Отрешенно глядя в бокал, я видел, как веселое, сонное лицо Штейна уменьшается, вытягивается, сливается с лицами на стене, обращается в еще одно свидетельство того, что на свете живет Мами, и ходит по земле, и перемещается из постели в постель, из машины в машину, из угла в угол, из сада в сад.
— В сущности, я не волнуюсь. Нет, правда, — сказал я. — Про Гертруду я думал по привычке. Такой рефлекс.
На самом деле я о ней не думал. Я прикидывал, чем грозит весть об увольнении моим тайным нуждам — называться Арсе в Кекиной квартире, быть врачом в городе у реки. Возможно, я и про это не подумал бы. Но сейчас, в неприятном заточении между приветливой, пытливой, напоминающей улыбкой Штейна, распростертого на тахте под веером мертвых соратников, и сгущавшимся полумраком у двери в комнату, в котором тонули слова наших дам, — сейчас я понял: уже много недель я знаю, что Хуан Мариа Браузен и жизнь его — только пустая форма, являющая миру утраченную суть, тогда как сам он едва существует, кое-как влача жизнь без веры среди людей, часов, улиц, привычных поступков.
Исчез я в тот неясный день, когда разлюбил Гертруду, и жил теперь двойной жизнью Арсе и врача из провинции. Я ежедневно воскресал, когда входил в соседнюю квартиру, сунув руки в карманы, по-молодому гордо, а может, глупо подняв голову, и лицо мое расплывалось в блаженной улыбке, и я шел до середины комнаты и медленно оборачивался, чтобы убедиться: все — тут, и вещи, и мебель, а я — в вечном настоящем, нечему питать память, не в чем каяться. Воскресал, вдохнув меняющийся запах комнаты, и, бросившись на кровать, попивал джин под голос Кеки, что-то рассказывающей мне и о чем-то судящей, и под ее хорошо знакомый смех, прекращавшийся сразу, словно он ушел в вату.

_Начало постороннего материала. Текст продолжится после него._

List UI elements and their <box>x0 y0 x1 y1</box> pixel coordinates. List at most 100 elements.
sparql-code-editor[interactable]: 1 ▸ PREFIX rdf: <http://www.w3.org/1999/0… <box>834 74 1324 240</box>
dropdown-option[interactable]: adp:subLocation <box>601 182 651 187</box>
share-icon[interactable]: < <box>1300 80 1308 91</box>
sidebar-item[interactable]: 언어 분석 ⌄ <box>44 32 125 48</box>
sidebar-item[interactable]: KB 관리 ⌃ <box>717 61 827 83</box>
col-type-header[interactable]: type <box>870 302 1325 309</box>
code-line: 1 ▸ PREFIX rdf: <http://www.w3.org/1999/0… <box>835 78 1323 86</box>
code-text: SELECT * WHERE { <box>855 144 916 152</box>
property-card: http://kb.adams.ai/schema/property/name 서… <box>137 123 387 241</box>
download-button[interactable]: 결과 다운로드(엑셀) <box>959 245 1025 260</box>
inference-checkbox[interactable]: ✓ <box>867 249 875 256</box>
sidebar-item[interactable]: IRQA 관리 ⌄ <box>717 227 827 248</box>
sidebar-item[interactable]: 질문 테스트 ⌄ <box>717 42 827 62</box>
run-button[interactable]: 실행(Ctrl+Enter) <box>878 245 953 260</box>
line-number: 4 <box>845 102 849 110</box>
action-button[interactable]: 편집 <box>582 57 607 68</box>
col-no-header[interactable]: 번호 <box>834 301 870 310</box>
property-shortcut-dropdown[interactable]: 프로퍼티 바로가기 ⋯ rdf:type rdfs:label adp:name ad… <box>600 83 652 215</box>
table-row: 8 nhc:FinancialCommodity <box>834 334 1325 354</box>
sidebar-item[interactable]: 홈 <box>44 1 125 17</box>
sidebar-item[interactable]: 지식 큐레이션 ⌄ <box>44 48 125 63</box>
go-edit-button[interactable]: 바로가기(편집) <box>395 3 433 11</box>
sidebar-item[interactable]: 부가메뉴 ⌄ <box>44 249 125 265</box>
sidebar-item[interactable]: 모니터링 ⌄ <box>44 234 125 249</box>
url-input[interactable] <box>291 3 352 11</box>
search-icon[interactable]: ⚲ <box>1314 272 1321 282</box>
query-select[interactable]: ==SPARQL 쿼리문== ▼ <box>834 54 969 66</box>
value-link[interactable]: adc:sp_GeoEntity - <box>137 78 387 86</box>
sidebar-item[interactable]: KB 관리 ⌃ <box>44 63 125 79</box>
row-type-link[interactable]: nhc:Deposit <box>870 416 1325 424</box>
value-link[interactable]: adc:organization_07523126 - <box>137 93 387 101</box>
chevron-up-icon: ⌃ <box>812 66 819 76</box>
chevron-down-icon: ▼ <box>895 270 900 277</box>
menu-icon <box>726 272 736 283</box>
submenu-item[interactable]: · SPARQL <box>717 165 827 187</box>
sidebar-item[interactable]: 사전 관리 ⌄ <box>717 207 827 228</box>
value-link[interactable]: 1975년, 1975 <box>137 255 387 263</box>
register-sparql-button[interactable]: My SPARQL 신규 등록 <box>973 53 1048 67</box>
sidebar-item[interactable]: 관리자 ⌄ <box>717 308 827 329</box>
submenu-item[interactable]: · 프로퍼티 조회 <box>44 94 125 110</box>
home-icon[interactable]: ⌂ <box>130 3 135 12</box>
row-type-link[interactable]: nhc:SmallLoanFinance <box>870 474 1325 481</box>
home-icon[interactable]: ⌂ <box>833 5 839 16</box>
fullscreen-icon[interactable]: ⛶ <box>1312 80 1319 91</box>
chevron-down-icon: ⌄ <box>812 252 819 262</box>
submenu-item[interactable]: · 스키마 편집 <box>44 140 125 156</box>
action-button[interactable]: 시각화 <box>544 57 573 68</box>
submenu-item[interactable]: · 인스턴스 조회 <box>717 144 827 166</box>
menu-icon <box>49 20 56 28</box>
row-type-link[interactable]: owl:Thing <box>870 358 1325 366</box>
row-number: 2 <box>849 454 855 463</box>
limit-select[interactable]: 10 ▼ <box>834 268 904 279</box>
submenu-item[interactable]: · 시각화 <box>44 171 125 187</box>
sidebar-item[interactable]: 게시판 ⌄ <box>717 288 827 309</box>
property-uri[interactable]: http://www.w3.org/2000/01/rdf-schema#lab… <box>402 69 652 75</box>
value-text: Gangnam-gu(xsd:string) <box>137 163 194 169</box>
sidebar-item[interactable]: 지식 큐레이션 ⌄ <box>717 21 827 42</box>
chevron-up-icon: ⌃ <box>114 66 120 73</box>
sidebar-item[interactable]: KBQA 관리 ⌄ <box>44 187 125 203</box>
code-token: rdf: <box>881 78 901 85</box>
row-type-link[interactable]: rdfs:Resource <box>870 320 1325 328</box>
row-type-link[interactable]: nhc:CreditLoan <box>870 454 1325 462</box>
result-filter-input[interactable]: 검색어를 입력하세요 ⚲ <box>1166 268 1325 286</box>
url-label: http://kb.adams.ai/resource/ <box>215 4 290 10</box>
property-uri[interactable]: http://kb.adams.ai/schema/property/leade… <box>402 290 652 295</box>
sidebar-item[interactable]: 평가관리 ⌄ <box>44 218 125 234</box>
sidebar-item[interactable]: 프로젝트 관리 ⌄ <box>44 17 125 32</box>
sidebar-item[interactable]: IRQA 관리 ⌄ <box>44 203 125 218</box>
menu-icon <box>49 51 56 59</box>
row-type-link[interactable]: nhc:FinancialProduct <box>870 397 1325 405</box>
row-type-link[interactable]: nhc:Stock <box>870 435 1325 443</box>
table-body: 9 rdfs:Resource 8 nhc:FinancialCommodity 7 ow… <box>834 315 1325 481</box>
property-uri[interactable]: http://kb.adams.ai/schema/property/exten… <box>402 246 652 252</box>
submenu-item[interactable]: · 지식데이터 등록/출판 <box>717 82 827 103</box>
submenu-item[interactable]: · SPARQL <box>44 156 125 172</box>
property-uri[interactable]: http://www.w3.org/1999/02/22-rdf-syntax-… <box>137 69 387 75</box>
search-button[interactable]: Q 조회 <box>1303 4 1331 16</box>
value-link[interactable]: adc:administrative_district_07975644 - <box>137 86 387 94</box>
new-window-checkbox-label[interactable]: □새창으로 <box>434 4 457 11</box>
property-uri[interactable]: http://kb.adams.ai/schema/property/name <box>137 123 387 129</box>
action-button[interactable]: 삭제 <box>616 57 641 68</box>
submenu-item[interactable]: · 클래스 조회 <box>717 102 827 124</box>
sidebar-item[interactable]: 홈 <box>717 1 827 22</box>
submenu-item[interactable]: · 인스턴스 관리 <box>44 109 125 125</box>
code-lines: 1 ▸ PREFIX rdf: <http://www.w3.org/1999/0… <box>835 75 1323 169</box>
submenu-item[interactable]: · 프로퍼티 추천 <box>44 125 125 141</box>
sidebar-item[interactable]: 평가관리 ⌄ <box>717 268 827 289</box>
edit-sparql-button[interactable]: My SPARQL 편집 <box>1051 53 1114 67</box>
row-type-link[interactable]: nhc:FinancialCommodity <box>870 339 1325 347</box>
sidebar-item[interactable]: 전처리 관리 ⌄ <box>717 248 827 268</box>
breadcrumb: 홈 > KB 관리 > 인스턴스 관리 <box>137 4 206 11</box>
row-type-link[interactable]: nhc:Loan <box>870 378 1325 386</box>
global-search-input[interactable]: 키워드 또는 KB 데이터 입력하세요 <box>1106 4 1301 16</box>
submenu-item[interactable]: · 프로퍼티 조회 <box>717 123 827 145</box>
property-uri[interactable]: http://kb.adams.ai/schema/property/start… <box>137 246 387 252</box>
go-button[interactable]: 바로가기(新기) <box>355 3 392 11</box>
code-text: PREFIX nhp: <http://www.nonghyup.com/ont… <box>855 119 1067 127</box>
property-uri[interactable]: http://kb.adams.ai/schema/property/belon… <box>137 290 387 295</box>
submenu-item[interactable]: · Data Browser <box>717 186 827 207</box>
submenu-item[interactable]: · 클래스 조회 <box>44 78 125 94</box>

Браузеном я был, когда мы улучали мгновение, чтобы взглянуть друг на друга, и молчание наше прерывали только Кекин вздох, короткое «да» или непотребное слово. И оживал, когда вдали от будничных смертей, от уличной давки, от деловых встреч и необоримой профессиональной приветливости чувствовал, что голова моя покрывается рыжеватым пухом, а сквозь очки и сквозь окно кабинета Санта-Марии вижу площадь и пристань, солнце и ненастье, и неизвестное мне былое гладит меня по спине.
XX
Приглашение
Толстуха, не очень толстая, но тяжелая, подбоченилась и засмеялась, стоя в дверях кухни.
— Отпустите ее на минутку? — ласково спросила она. — Я только одну штуку забыла.
— Пожалуйста, я не держу, — сказал я.
— Вот и ладно! — засмеялась Толстуха. — Только, чур, не слушать.
Ни лицо ее, ни голос, ни смех не вязались с наглым и настороженным блеском глаз.
Кека пошла в кухню, а я остался один, поневоле стесняясь, что лежу голый до пояса. Протянув руку, я достал бы рюмку джина или включил бы вентилятор на столике; а мог и тихо лежать, вдыхая теплый воздух комнаты, запах постели и тел, недавно делавших то, что им положено.